VIVENDO E APRENDENDO

Às vezes, não sabemos por que momentos tão desagradáveis e constrangedores surgem em nossa vida. Um dia, em sala de aula, deparei-me com uma situação deveramente embaraçosa. Mas, quando se procura, acha. Digo, quando se quer mostrar o que na verdade não se é, a máscara cai.

Como era meu primeiro dia de aula como estagiária, queria mostrar aos alunos que dominava os assuntos, e se possível até mais do que a professora regente. Por sinal, naquele dia, ela, a professora da turma, não comparecera por estar participando de um congresso sobre educação. Eu havia gostado imensamente por ela não estar ali logo no meu primeiro contato com os discentes. Afinal, ser observada quando se é incipiente causa desconforto.

Logo de entrada, dei bom dia, disse que iríamos trabalhar por apenas uma unidade, mas que eles iriam aprender bastante comigo. Um aluno, que tinha uma cara de quem nada queria, mas que no decorrer do processo foi um dos que mais contribuiu com as aulas, perguntou-me:

_ Professora, a senhora sabe como se escreve a palavra “jibóia”?

_ Claro! – disse eu me sentindo a dona do pedaço – e logo fui escrevendo no quadro:

J-i-b-ó-i-a.

O menino, todo sisudo, replicou:

_ Professora, a senhora já deveria saber que “jibóia” se escreve sem acento, porque com o novo acordo ortográfico os ditongos abertos “oi” não são mais acentuados em palavras paroxítonas.
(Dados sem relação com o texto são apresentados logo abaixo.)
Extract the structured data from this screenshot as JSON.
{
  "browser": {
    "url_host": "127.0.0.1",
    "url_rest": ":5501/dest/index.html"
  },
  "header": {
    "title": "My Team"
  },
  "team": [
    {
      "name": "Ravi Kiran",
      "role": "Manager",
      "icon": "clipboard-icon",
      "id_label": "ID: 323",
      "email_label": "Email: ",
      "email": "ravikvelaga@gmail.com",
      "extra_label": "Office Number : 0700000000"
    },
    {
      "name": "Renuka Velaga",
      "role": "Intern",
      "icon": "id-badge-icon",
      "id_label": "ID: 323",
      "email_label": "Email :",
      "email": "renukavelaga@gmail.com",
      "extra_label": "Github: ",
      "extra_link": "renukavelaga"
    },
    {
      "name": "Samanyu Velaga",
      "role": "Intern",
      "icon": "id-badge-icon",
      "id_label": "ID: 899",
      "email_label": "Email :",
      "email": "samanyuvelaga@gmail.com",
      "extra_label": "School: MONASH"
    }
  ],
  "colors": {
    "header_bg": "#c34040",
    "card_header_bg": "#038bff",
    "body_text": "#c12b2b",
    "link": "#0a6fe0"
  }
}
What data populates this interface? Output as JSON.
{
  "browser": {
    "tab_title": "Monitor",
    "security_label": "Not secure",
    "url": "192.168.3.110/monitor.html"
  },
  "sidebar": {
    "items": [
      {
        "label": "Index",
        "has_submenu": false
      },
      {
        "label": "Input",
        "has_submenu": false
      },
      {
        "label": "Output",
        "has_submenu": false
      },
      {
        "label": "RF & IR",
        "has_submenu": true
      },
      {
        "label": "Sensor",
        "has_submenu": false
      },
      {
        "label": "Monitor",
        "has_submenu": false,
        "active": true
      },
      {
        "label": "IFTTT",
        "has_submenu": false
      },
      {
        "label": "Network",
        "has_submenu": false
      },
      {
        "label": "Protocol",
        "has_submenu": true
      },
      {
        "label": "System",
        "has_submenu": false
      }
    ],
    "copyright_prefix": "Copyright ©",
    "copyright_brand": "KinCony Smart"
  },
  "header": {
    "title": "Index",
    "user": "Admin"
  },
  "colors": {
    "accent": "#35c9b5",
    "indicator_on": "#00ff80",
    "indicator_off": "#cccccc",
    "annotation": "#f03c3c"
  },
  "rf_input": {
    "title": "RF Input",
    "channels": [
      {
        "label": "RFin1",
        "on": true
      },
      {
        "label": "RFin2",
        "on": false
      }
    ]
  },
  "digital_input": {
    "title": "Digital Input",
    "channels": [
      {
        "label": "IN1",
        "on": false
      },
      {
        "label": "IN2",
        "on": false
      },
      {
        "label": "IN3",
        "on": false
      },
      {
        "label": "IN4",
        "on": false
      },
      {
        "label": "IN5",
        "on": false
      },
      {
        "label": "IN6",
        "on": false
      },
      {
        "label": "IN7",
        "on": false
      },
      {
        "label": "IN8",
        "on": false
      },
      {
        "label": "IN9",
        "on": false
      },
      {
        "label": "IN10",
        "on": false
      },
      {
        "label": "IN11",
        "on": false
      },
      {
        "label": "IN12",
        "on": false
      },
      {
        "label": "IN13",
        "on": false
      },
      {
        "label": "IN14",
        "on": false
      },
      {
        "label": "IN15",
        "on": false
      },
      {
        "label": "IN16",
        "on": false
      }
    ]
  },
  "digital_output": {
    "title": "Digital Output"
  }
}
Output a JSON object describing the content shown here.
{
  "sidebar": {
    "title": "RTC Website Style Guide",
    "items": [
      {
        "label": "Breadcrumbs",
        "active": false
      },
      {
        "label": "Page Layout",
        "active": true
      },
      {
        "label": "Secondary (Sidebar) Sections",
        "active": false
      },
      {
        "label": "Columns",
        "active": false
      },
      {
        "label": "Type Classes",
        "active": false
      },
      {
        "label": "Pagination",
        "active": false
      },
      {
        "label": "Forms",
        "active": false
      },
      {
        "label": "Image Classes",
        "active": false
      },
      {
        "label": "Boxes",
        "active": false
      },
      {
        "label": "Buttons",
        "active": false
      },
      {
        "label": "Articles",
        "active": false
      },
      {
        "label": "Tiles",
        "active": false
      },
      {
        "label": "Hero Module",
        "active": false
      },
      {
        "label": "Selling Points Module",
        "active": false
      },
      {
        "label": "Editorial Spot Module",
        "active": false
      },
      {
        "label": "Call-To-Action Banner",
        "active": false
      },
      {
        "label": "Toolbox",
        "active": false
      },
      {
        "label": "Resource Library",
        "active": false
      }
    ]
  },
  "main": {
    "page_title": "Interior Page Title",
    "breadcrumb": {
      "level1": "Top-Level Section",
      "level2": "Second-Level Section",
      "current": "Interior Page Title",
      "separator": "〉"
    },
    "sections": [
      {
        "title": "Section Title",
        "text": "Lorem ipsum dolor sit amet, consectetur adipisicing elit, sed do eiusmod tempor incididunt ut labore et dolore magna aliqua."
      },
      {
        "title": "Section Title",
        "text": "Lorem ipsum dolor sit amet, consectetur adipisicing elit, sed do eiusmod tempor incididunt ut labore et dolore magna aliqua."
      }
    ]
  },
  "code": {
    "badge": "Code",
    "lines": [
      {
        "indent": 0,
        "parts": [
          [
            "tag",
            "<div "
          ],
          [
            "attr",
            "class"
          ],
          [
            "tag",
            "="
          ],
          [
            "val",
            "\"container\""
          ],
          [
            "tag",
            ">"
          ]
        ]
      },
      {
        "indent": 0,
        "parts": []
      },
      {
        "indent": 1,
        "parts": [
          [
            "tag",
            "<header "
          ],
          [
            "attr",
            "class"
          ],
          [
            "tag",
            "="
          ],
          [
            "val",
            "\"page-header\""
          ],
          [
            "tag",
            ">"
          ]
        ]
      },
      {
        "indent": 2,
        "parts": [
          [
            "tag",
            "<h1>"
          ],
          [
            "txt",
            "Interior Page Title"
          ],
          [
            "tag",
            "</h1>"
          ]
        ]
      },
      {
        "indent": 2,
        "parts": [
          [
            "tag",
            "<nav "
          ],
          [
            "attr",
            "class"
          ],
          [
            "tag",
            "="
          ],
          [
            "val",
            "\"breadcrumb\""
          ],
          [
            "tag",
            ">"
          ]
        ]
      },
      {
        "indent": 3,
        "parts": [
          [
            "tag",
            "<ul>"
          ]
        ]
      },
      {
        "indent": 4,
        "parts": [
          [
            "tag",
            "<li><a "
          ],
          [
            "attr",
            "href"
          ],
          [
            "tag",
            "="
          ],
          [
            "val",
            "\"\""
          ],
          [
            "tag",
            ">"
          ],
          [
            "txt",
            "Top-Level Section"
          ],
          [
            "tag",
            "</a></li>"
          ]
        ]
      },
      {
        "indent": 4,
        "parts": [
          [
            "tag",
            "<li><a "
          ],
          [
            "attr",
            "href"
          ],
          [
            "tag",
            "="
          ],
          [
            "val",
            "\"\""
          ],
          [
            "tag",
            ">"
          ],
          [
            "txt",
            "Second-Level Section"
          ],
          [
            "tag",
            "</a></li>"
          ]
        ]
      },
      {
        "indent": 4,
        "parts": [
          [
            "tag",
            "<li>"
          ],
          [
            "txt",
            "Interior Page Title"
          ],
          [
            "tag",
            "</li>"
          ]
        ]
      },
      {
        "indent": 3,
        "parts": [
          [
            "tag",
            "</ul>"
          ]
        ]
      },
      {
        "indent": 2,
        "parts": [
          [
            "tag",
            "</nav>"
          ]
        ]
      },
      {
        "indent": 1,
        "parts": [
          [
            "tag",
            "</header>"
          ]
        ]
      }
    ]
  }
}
Eu, toda envergonhada por não ter ainda me apropriado da nova ortografia, mas tentando arranjar uma resposta que me salvasse daquela saia justa, respondi:

_Eu sei que agora “jibóia” se escreve sem acento, mas temos ainda um ano para nos acostumar. Assim, por enquanto, podemos escrever segundo a antiga ortografia sem estar cometendo infrações gramaticais.

Procurei assim o mais rápido possível dar prosseguimento à aula. E, como forma de conseguir recuperar meu poder perante a turma, perguntei imponente ao mesmo aluno:

_ E você sabe o que é ufologia?

_Claro, professora, é o estudo de assuntos relacionados aos objetos voadores não identificados, ou seja, os OVNIS. E já que a senhora está falando nesse assunto, que tanto me interessa porque meu pai é um pesquisador nessa área, o que a senhora pensa sobre a hipótese interdimensional nesse estudo?

Meu coração gelou quando aquele irritante menino fez aquela pergunta, pois nada sabia sobre o assunto. Confesso que um dia antes tinha ouvido um colega de trabalho falar sobre a etimologia da palavra ufologia. Mas só isso e mais nada. A minha sorte foi que a diretora chegou e avisou aos alunos que todos deveriam ir para o pátio para o hasteamento da bandeira. Nessa hora, não tão poderosa, mas aliviada, disse:

_Amanhã conversaremos sobre as hipóteses acerca dos OVNIS, pois vou pedir uma redação a todos sobre esse assunto.

Na verdade, caro leitor, no meu primeiro dia aula aprendi uma lição de vida com um jovem de apenas treze anos de idade, ou seja, que não devemos nos sentir superior aos outros, querendo muitas vezes mostrar o que não somos.

Pensei que estava ali para ensinar, mas logo compreendi que ninguém ensina ninguém, pois o aprendizado é mútuo1.

1 Filosofia de vida do grande educador Paulo Freire: “ninguém educa ninguém, os homens se educam em comunhão”.